Current research interests

My research interests are highly interdisciplinary and concern advanced functional materials, surfaces and interfaces. I have authored or co-authored on more than 20 peer reviewed journal articles. Currently I am focusing on the following distinct themes:

• The design, synthesis and characterisation of nanoscale materials and devices including single molecule and nanoscale organic electronic systems and 2D materials and their applications.

• Advanced scanning probe microscopy for quantitative multi-parametric nanoscale mapping of material physical properties including nanomechanical, nanothermal and nanoelectromechanical responses.

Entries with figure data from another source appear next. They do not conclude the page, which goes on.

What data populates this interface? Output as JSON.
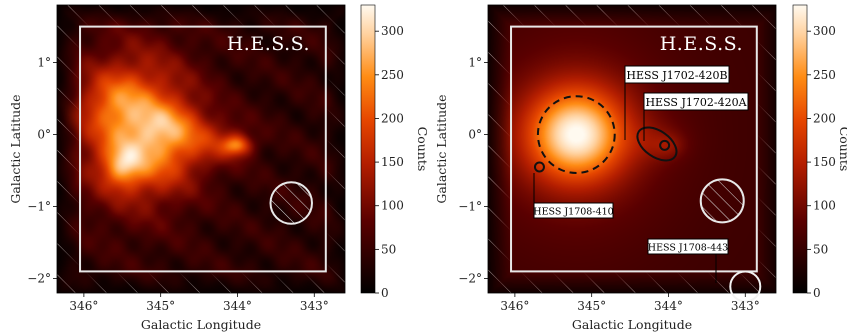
{
  "chart_data": [
    {
      "type": "heatmap",
      "panel": "left",
      "kind": "observed_counts_map",
      "watermark": "H.E.S.S.",
      "xlabel": "Galactic Longitude",
      "ylabel": "Galactic Latitude",
      "x_unit": "deg",
      "y_unit": "deg",
      "xlim": [
        346.35,
        342.6
      ],
      "ylim": [
        -2.2,
        1.8
      ],
      "x_inverted": true,
      "xticks": [
        346,
        345,
        344,
        343
      ],
      "xtick_labels": [
        "346°",
        "345°",
        "344°",
        "343°"
      ],
      "yticks": [
        1,
        0,
        -1,
        -2
      ],
      "ytick_labels": [
        "1°",
        "0°",
        "−1°",
        "−2°"
      ],
      "colorbar": {
        "label": "Counts",
        "min": 0,
        "max": 330,
        "ticks": [
          0,
          50,
          100,
          150,
          200,
          250,
          300
        ],
        "colormap": "gist_heat"
      },
      "blobs": [
        {
          "l": 345.3,
          "b": 0.1,
          "sl": 0.55,
          "sb": 0.75,
          "amp": 175
        },
        {
          "l": 345.6,
          "b": 0.45,
          "sl": 0.3,
          "sb": 0.3,
          "amp": 70
        },
        {
          "l": 345.0,
          "b": -0.2,
          "sl": 0.38,
          "sb": 0.38,
          "amp": 70
        },
        {
          "l": 345.5,
          "b": -0.45,
          "sl": 0.18,
          "sb": 0.2,
          "amp": 115
        },
        {
          "l": 344.85,
          "b": 0.15,
          "sl": 0.28,
          "sb": 0.22,
          "amp": 55
        },
        {
          "l": 344.0,
          "b": -0.15,
          "sl": 0.13,
          "sb": 0.1,
          "amp": 145
        },
        {
          "l": 344.25,
          "b": -0.1,
          "sl": 0.32,
          "sb": 0.22,
          "amp": 70
        }
      ],
      "background_level": 40,
      "analysis_box": {
        "l_range": [
          346.05,
          342.85
        ],
        "b_range": [
          1.5,
          -1.9
        ]
      },
      "exclusion_region": {
        "l": 343.3,
        "b": -0.95,
        "r": 0.27
      }
    },
    {
      "type": "heatmap",
      "panel": "right",
      "kind": "model_counts_map",
      "watermark": "H.E.S.S.",
      "xlabel": "Galactic Longitude",
      "ylabel": "Galactic Latitude",
      "x_unit": "deg",
      "y_unit": "deg",
      "xlim": [
        346.35,
        342.6
      ],
      "ylim": [
        -2.2,
        1.8
      ],
      "x_inverted": true,
      "xticks": [
        346,
        345,
        344,
        343
      ],
      "xtick_labels": [
        "346°",
        "345°",
        "344°",
        "343°"
      ],
      "yticks": [
        1,
        0,
        -1,
        -2
      ],
      "ytick_labels": [
        "1°",
        "0°",
        "−1°",
        "−2°"
      ],
      "colorbar": {
        "label": "Counts",
        "min": 0,
        "max": 330,
        "ticks": [
          0,
          50,
          100,
          150,
          200,
          250,
          300
        ],
        "colormap": "gist_heat"
      },
      "blobs": [
        {
          "l": 345.2,
          "b": 0.0,
          "sl": 0.45,
          "sb": 0.45,
          "amp": 230
        },
        {
          "l": 345.2,
          "b": 0.0,
          "sl": 0.95,
          "sb": 1.1,
          "amp": 50
        },
        {
          "l": 344.0,
          "b": -0.15,
          "sl": 0.14,
          "sb": 0.11,
          "amp": 30
        },
        {
          "l": 344.15,
          "b": -0.1,
          "sl": 0.28,
          "sb": 0.2,
          "amp": 25
        }
      ],
      "background_level": 55,
      "analysis_box": {
        "l_range": [
          346.05,
          342.85
        ],
        "b_range": [
          1.5,
          -1.9
        ]
      },
      "exclusion_region": {
        "l": 343.3,
        "b": -0.92,
        "r": 0.28
      },
      "sources": [
        {
          "name": "HESS J1702-420A",
          "l": 344.05,
          "b": -0.15,
          "marker": "small_circle"
        },
        {
          "name": "HESS J1702-420B",
          "l": 344.15,
          "b": -0.13,
          "marker": "ellipse"
        },
        {
          "name": "HESS J1708-410",
          "l": 345.68,
          "b": -0.45,
          "marker": "small_circle"
        },
        {
          "name": "HESS J1708-443",
          "l": 343.0,
          "b": -2.22,
          "marker": "circle"
        }
      ],
      "extended_component": {
        "l": 345.2,
        "b": 0.0,
        "r": 0.5,
        "style": "dashed"
      }
    }
  ]
}
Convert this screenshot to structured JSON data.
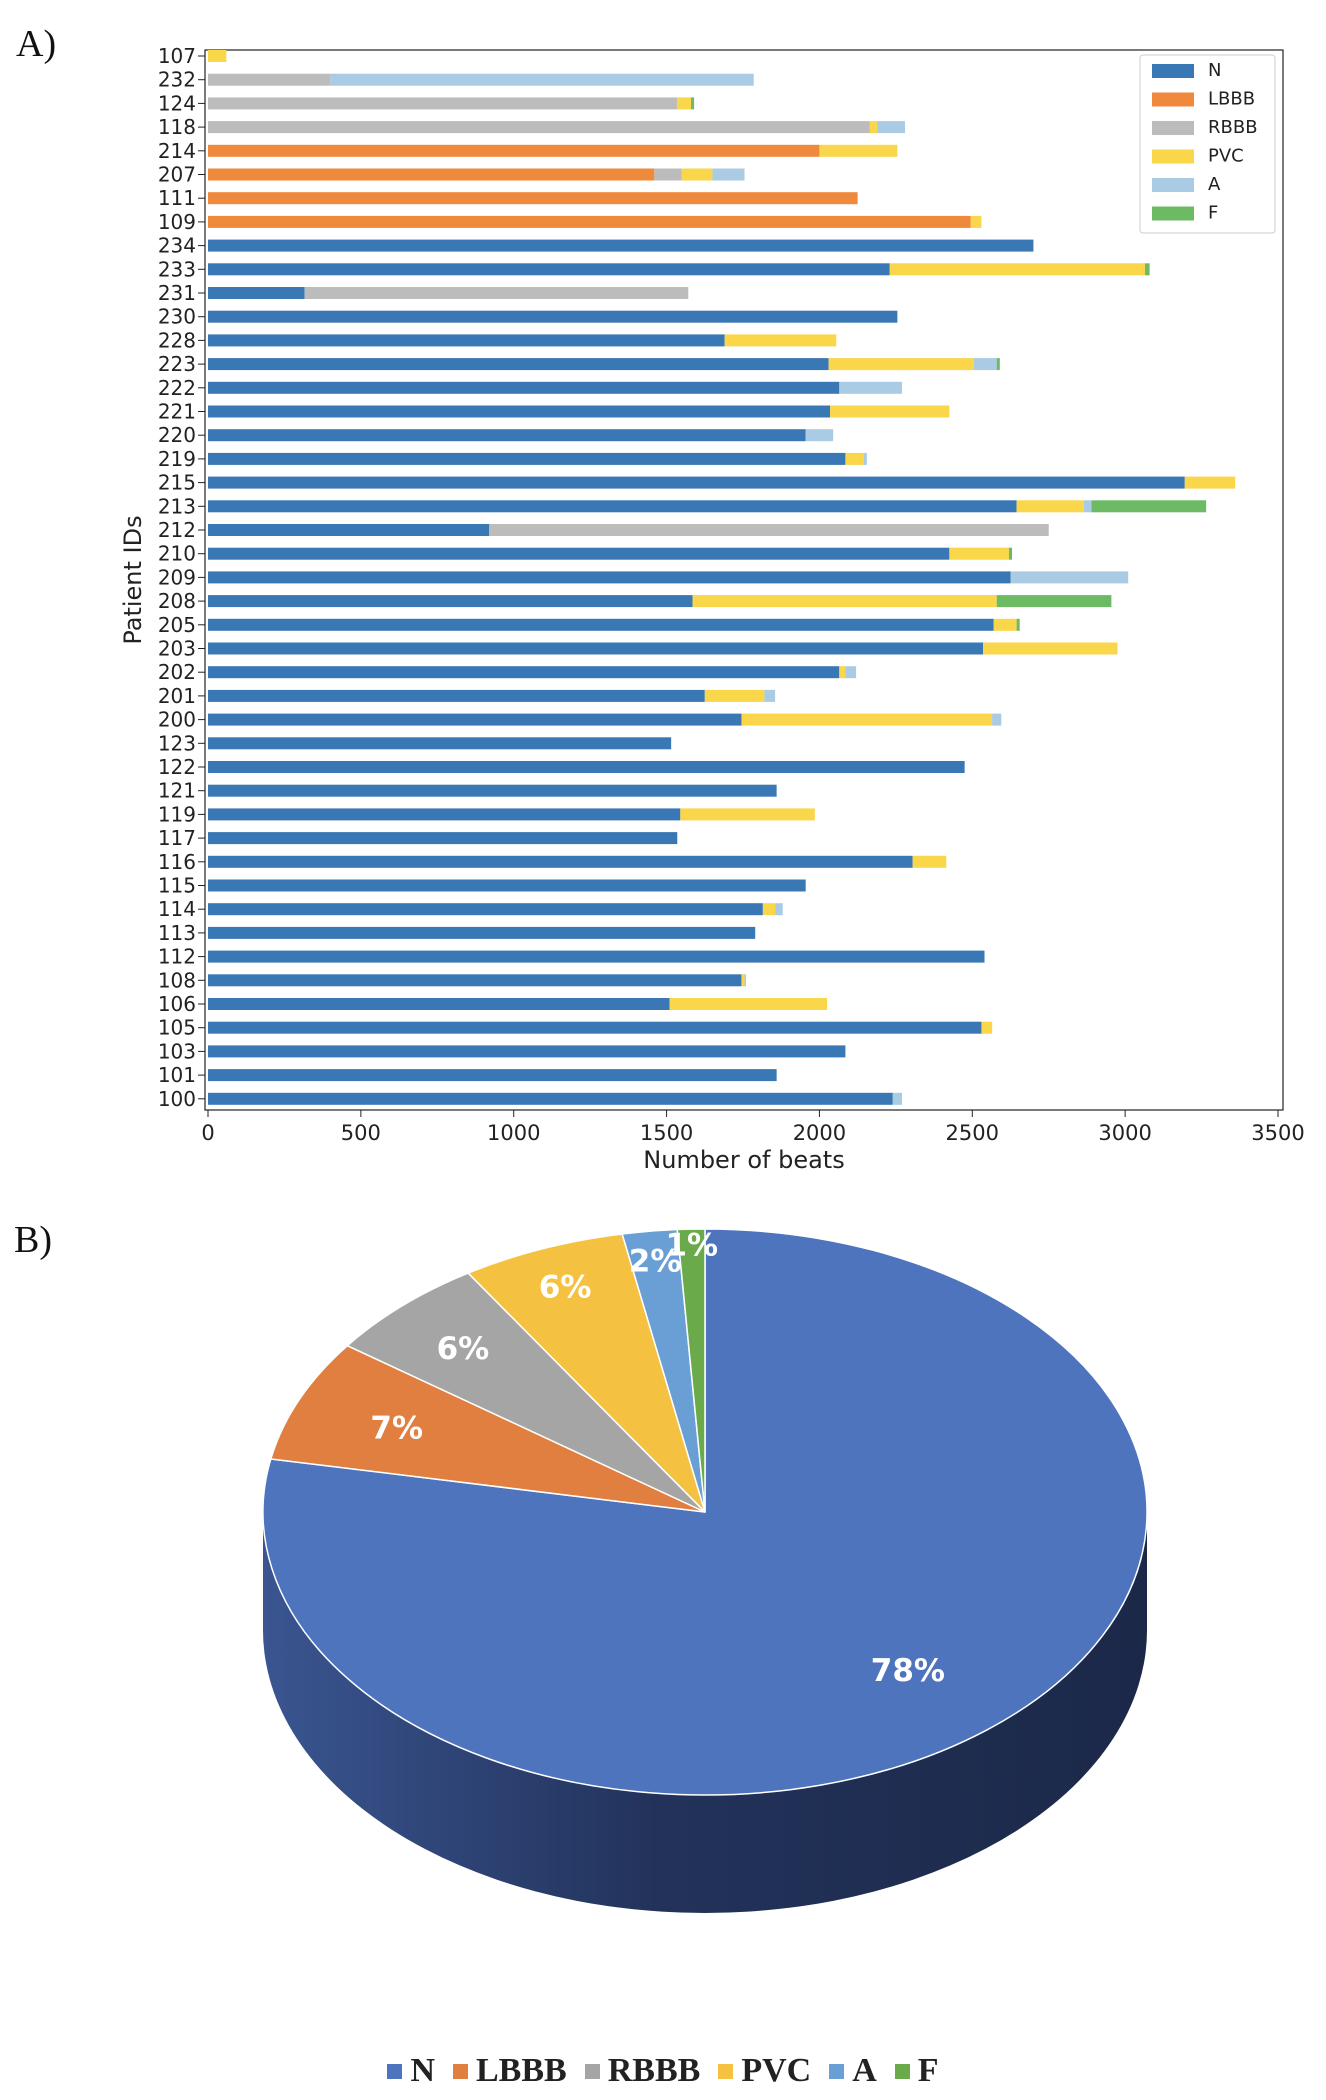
{
  "panel_labels": {
    "a": "A)",
    "b": "B)"
  },
  "colors": {
    "N": "#3a78b5",
    "LBBB": "#ef8a3c",
    "RBBB": "#bcbcbc",
    "PVC": "#f9d64a",
    "A": "#a9cbe4",
    "F": "#6cbb64"
  },
  "pie_colors": {
    "N": "#4e74bd",
    "LBBB": "#e07f40",
    "RBBB": "#a5a5a5",
    "PVC": "#f5c140",
    "A": "#6a9fd6",
    "F": "#6aaa4a",
    "N_side": "#26375f"
  },
  "chart_data": [
    {
      "type": "bar",
      "orientation": "horizontal",
      "stacked": true,
      "title": "",
      "xlabel": "Number of beats",
      "ylabel": "Patient IDs",
      "xlim": [
        0,
        3600
      ],
      "xticks": [
        0,
        500,
        1000,
        1500,
        2000,
        2500,
        3000,
        3500
      ],
      "legend_position": "top-right",
      "legend": [
        "N",
        "LBBB",
        "RBBB",
        "PVC",
        "A",
        "F"
      ],
      "categories": [
        "107",
        "232",
        "124",
        "118",
        "214",
        "207",
        "111",
        "109",
        "234",
        "233",
        "231",
        "230",
        "228",
        "223",
        "222",
        "221",
        "220",
        "219",
        "215",
        "213",
        "212",
        "210",
        "209",
        "208",
        "205",
        "203",
        "202",
        "201",
        "200",
        "123",
        "122",
        "121",
        "119",
        "117",
        "116",
        "115",
        "114",
        "113",
        "112",
        "108",
        "106",
        "105",
        "103",
        "101",
        "100"
      ],
      "series": [
        {
          "name": "N",
          "values": [
            0,
            0,
            0,
            0,
            0,
            0,
            0,
            0,
            2700,
            2230,
            316,
            2255,
            1690,
            2030,
            2065,
            2035,
            1955,
            2085,
            3195,
            2645,
            920,
            2425,
            2625,
            1585,
            2570,
            2535,
            2065,
            1625,
            1745,
            1515,
            2475,
            1860,
            1545,
            1535,
            2305,
            1955,
            1815,
            1790,
            2540,
            1745,
            1510,
            2530,
            2085,
            1860,
            2240
          ]
        },
        {
          "name": "LBBB",
          "values": [
            0,
            0,
            0,
            0,
            2000,
            1460,
            2125,
            2495,
            0,
            0,
            0,
            0,
            0,
            0,
            0,
            0,
            0,
            0,
            0,
            0,
            0,
            0,
            0,
            0,
            0,
            0,
            0,
            0,
            0,
            0,
            0,
            0,
            0,
            0,
            0,
            0,
            0,
            0,
            0,
            0,
            0,
            0,
            0,
            0,
            0
          ]
        },
        {
          "name": "RBBB",
          "values": [
            0,
            400,
            1535,
            2165,
            0,
            90,
            0,
            0,
            0,
            0,
            1255,
            0,
            0,
            0,
            0,
            0,
            0,
            0,
            0,
            0,
            1830,
            0,
            0,
            0,
            0,
            0,
            0,
            0,
            0,
            0,
            0,
            0,
            0,
            0,
            0,
            0,
            0,
            0,
            0,
            0,
            0,
            0,
            0,
            0,
            0
          ]
        },
        {
          "name": "PVC",
          "values": [
            60,
            0,
            45,
            25,
            255,
            100,
            0,
            35,
            0,
            835,
            0,
            0,
            365,
            475,
            0,
            390,
            0,
            60,
            165,
            220,
            0,
            195,
            0,
            995,
            75,
            440,
            20,
            195,
            820,
            0,
            0,
            0,
            440,
            0,
            110,
            0,
            40,
            0,
            0,
            10,
            515,
            35,
            0,
            0,
            0
          ]
        },
        {
          "name": "A",
          "values": [
            0,
            1385,
            0,
            90,
            0,
            105,
            0,
            0,
            0,
            0,
            0,
            0,
            0,
            75,
            205,
            0,
            90,
            10,
            0,
            25,
            0,
            0,
            385,
            0,
            0,
            0,
            35,
            35,
            30,
            0,
            0,
            0,
            0,
            0,
            0,
            0,
            25,
            0,
            0,
            5,
            0,
            0,
            0,
            0,
            30
          ]
        },
        {
          "name": "F",
          "values": [
            0,
            0,
            10,
            0,
            0,
            0,
            0,
            0,
            0,
            15,
            0,
            0,
            0,
            10,
            0,
            0,
            0,
            0,
            0,
            375,
            0,
            10,
            0,
            375,
            10,
            0,
            0,
            0,
            0,
            0,
            0,
            0,
            0,
            0,
            0,
            0,
            0,
            0,
            0,
            0,
            0,
            0,
            0,
            0,
            0
          ]
        }
      ]
    },
    {
      "type": "pie",
      "style": "3d",
      "categories": [
        "N",
        "LBBB",
        "RBBB",
        "PVC",
        "A",
        "F"
      ],
      "values": [
        78,
        7,
        6,
        6,
        2,
        1
      ],
      "labels": [
        "78%",
        "7%",
        "6%",
        "6%",
        "2%",
        "1%"
      ],
      "legend_position": "bottom"
    }
  ]
}
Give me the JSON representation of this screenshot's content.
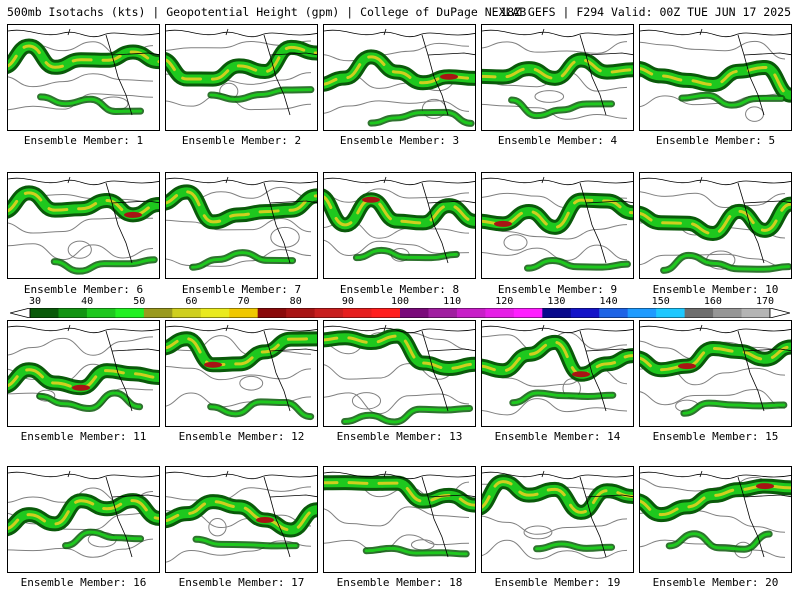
{
  "header": {
    "left": "500mb Isotachs (kts) | Geopotential Height (gpm) | College of DuPage NEXLAB",
    "right": "18Z GEFS | F294 Valid: 00Z TUE JUN 17 2025"
  },
  "colorbar": {
    "labels": [
      "30",
      "40",
      "50",
      "60",
      "70",
      "80",
      "90",
      "100",
      "110",
      "120",
      "130",
      "140",
      "150",
      "160",
      "170"
    ],
    "colors": [
      "#0a5a0a",
      "#139413",
      "#1ec81e",
      "#22f022",
      "#9a9a1e",
      "#cfcf1e",
      "#eaea1e",
      "#f0c800",
      "#8a0a0a",
      "#a81414",
      "#c81e1e",
      "#e61e1e",
      "#ff1e1e",
      "#7a0a7a",
      "#a01ea0",
      "#c81ec8",
      "#e61ee6",
      "#ff1eff",
      "#0a0a8c",
      "#1414c8",
      "#1e64e6",
      "#1e9bff",
      "#1ec8ff",
      "#6e6e6e",
      "#969696",
      "#b4b4b4"
    ]
  },
  "colors": {
    "jet_dark": "#0a5a0a",
    "jet_green": "#1ec81e",
    "jet_yellow": "#cfcf1e",
    "jet_red": "#a81414",
    "contour": "#808080",
    "coast": "#000000"
  },
  "members": [
    {
      "label": "Ensemble Member: 1"
    },
    {
      "label": "Ensemble Member: 2"
    },
    {
      "label": "Ensemble Member: 3"
    },
    {
      "label": "Ensemble Member: 4"
    },
    {
      "label": "Ensemble Member: 5"
    },
    {
      "label": "Ensemble Member: 6"
    },
    {
      "label": "Ensemble Member: 7"
    },
    {
      "label": "Ensemble Member: 8"
    },
    {
      "label": "Ensemble Member: 9"
    },
    {
      "label": "Ensemble Member: 10"
    },
    {
      "label": "Ensemble Member: 11"
    },
    {
      "label": "Ensemble Member: 12"
    },
    {
      "label": "Ensemble Member: 13"
    },
    {
      "label": "Ensemble Member: 14"
    },
    {
      "label": "Ensemble Member: 15"
    },
    {
      "label": "Ensemble Member: 16"
    },
    {
      "label": "Ensemble Member: 17"
    },
    {
      "label": "Ensemble Member: 18"
    },
    {
      "label": "Ensemble Member: 19"
    },
    {
      "label": "Ensemble Member: 20"
    }
  ]
}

• Interaction of materials with their local environment or medium of device deployment including interaction with substrates, liquid immersion and controlled humidity – high vacuum.

 

Background

Immediately prior to my lectureship, I was a senior research associate in the Physics department at Lancaster University where I was the work-package leader (SThM experiments and measurements) of the major European Commission programme ‘QUANTIHEAT’ (QUANTItative scanning probe microscopy techniques for HEAT transfer management in nanomaterials and nanodevices FP7-NMP-2013-LARGE-7) involving twenty international partners from academia and industry; previously I was the work-package (graphene characterisation and modelling) leader on 'GRENADA' (GRaphenE for NAnoscaleD Applications, FP7/2007-2013). Additionally, I have conducted research at University of Queensland, Daresbury Laboratory and Cranfield University.

I have a PhD in Physical Chemistry from the University of Wales (Supervisor Prof. Geoff Ashwell) and an MPhys from Sheffield University.

During my PhD I was awarded the 2007 Royal Society of Chemistry, Philip Lynn Adams memorial prize.